Castalian Quartet, Edinburgh International Festival 2023 review - nothing taken for granted

Castalian Quartet, Edinburgh International Festival 2023 review - nothing taken for granted

A tightly constructed programme, including a surprising Turnage premiere

Sini Simonen, first violin of the Castalian QuartetPaul Marc Mitchell

This concert, the Edinburgh International Festival debut of the Castalian Quartet, almost didn’t happen due to the illness of their second violin, Daniel Roberts. Then, a couple of days ago, in stepped Yume Fujise, leader of the Kleio Quartet, to save the day, which is no mean feat considering that this programme featured both a world premiere and the knottiest of Beethoven’s late quartets.

She did a terrific job, though (Fujise pictured below), as did the other three. In fact, they built the programme around that premiere, Mark-Anthony Turnage’s Awake. Turnage’s inspiration came from Beethoven and his relationship with violinist George Bridgetower, which helps to explain the choice of both Janáček’s Kreutzer Sonata Quartet and Beethoven’s Opus 130 Quartet, complete with its Grosse Fuge finale.

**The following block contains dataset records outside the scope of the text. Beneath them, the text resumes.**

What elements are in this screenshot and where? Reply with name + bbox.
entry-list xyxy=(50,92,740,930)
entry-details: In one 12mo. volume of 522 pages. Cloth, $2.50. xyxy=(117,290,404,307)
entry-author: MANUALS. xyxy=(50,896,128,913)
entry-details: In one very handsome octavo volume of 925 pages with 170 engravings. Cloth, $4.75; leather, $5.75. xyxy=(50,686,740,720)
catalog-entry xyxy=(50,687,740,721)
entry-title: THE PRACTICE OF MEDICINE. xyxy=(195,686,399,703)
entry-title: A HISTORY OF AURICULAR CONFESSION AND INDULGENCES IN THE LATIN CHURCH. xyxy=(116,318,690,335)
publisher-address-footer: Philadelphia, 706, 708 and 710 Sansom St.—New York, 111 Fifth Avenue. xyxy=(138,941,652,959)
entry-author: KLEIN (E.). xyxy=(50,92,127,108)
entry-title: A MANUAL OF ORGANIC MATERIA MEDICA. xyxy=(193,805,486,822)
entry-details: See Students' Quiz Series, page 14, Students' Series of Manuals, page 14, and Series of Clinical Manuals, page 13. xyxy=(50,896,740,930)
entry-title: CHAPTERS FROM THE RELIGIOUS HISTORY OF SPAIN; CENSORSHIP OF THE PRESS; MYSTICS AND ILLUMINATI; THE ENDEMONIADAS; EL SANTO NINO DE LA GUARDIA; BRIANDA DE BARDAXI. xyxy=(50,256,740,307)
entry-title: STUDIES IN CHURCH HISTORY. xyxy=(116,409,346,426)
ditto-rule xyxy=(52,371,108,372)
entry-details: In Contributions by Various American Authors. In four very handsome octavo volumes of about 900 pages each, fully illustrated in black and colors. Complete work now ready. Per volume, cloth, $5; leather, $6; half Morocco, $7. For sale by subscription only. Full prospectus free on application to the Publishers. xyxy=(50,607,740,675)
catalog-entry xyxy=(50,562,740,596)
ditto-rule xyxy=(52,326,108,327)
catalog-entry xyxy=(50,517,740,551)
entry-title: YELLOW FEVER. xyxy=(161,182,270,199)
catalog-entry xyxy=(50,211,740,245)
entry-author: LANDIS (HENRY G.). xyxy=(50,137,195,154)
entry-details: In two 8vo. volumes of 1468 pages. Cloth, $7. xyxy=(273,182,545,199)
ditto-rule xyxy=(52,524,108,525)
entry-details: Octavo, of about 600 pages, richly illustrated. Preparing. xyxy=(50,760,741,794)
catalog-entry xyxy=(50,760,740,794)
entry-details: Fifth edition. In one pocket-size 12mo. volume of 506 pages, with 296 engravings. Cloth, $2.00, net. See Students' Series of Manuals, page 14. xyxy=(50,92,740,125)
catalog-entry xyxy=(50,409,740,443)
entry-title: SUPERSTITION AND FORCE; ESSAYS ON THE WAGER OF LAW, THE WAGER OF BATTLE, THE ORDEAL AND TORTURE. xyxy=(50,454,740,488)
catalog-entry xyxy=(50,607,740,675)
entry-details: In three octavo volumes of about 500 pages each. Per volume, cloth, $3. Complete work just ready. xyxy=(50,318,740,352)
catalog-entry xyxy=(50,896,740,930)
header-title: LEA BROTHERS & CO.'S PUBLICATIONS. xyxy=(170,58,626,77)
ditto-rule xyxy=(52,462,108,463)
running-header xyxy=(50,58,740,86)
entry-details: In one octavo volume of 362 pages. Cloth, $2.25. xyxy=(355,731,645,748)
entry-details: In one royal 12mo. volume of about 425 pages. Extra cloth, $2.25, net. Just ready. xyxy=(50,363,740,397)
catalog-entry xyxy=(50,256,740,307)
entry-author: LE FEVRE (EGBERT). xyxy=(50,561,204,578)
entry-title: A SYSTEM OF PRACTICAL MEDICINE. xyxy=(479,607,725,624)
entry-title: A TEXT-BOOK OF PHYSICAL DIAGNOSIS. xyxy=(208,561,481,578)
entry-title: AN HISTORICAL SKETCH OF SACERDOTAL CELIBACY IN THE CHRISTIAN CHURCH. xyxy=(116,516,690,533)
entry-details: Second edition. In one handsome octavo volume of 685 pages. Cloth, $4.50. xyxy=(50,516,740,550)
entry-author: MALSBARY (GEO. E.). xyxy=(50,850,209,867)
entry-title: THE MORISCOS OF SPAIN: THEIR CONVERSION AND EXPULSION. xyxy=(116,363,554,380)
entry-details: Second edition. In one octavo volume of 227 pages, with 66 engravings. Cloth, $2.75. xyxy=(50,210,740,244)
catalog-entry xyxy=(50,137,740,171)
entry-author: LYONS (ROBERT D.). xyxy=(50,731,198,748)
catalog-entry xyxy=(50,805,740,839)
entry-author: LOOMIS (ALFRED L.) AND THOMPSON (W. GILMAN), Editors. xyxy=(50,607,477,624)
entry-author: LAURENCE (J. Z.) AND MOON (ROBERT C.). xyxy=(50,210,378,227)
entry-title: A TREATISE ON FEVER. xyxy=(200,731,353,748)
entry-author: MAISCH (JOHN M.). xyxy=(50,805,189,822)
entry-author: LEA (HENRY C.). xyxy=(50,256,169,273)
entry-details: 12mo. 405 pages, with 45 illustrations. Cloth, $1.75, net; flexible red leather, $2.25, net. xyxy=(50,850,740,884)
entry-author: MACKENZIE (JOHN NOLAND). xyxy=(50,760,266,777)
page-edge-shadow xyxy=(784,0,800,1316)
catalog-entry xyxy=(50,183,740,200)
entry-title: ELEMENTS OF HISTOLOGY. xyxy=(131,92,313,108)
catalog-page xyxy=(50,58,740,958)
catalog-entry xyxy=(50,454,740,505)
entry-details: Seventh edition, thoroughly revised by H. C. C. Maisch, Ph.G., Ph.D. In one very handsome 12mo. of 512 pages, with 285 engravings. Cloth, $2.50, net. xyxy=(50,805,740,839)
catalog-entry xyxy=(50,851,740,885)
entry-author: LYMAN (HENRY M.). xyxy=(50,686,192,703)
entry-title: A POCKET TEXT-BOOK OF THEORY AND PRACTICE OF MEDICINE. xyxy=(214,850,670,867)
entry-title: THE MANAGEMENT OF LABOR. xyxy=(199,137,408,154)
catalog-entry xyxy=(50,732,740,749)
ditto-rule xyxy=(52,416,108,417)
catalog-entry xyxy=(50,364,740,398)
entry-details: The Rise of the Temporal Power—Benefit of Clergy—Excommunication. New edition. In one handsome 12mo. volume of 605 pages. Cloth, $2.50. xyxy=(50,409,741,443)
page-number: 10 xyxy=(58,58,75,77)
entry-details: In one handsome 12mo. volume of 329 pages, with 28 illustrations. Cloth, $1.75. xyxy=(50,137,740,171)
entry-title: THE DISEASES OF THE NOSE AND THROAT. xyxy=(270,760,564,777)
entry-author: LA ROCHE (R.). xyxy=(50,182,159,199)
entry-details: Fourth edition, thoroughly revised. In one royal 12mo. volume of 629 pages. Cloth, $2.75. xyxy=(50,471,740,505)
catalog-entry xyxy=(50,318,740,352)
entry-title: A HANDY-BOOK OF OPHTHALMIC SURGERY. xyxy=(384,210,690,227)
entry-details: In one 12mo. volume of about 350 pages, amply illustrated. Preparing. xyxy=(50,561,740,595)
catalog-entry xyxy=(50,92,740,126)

Quite a programme, then. Astonishingly, however, Turnage’s new piece was perhaps the warmest, most welcoming thing in it. Anyone expecting dissonant roaring from this (former?) enfant terrible would have gone away disappointed, because this two-movement string quartet had a gorgeously soft texture that was full of beautiful melodies. Yes, from Turnage! It began with a wistful violin solo against pizzicato cello, which was soaringly beautiful in itself and carried hints of Webern in the warmth of its scoring. That carried on into the second movement where even the energetic passages were carefully balanced and gentle, and all the musical interruptions seemed quiet and interrogative rather than explosive or disruptive. The ending of his quartet carried strains of the same duskiness that we would hear in the Janáček, and it ended on a beautifully inconclusive question mark. Is this a new Turnage we’re encountering? If so, I’d like to hear more of him.  Yumi FujiseThe Castalians played it with sensitivity and gentility, allowing its surprising warmth and gentleness to breathe on its own terms. If anything, it was their playing of Janáček’s Kreutzer Sonata Quartet that carried more urgency and drama, particularly those agitated interruptions that the composer repeatedly uses to inject urgency and drama. Under the Castalians’ bows they became more pressing and more terrifying as the quartet developed, standing in marked contrast to the muted opening, dusky yet vibrant, as well as the unconvincing resting point of its ending.

And Beethoven’s B flat Quartet veritably sang with the warmth of tone they gave to it. Not consistently, however. In the first movement they lavished vibrato on it, giving space for the music to ebb and flow, but then vibrato was in short supply during the Grosse Fuge, giving it an edgy, emaciated quality that made each line sound even more craggy and eternally strange than it always does. The Presto flickered and the German Dance bounced, but the emotional focal point came in a gorgeously played Cavatina, full of grace, elegance an inward beauty. 

This concert contained music from the 1820s, 1920s and 2020s, and each piece had its own carefully constructed, bespoke sound world. Nothing was taken for granted here, and there were no short cuts. That’s what made it so powerful.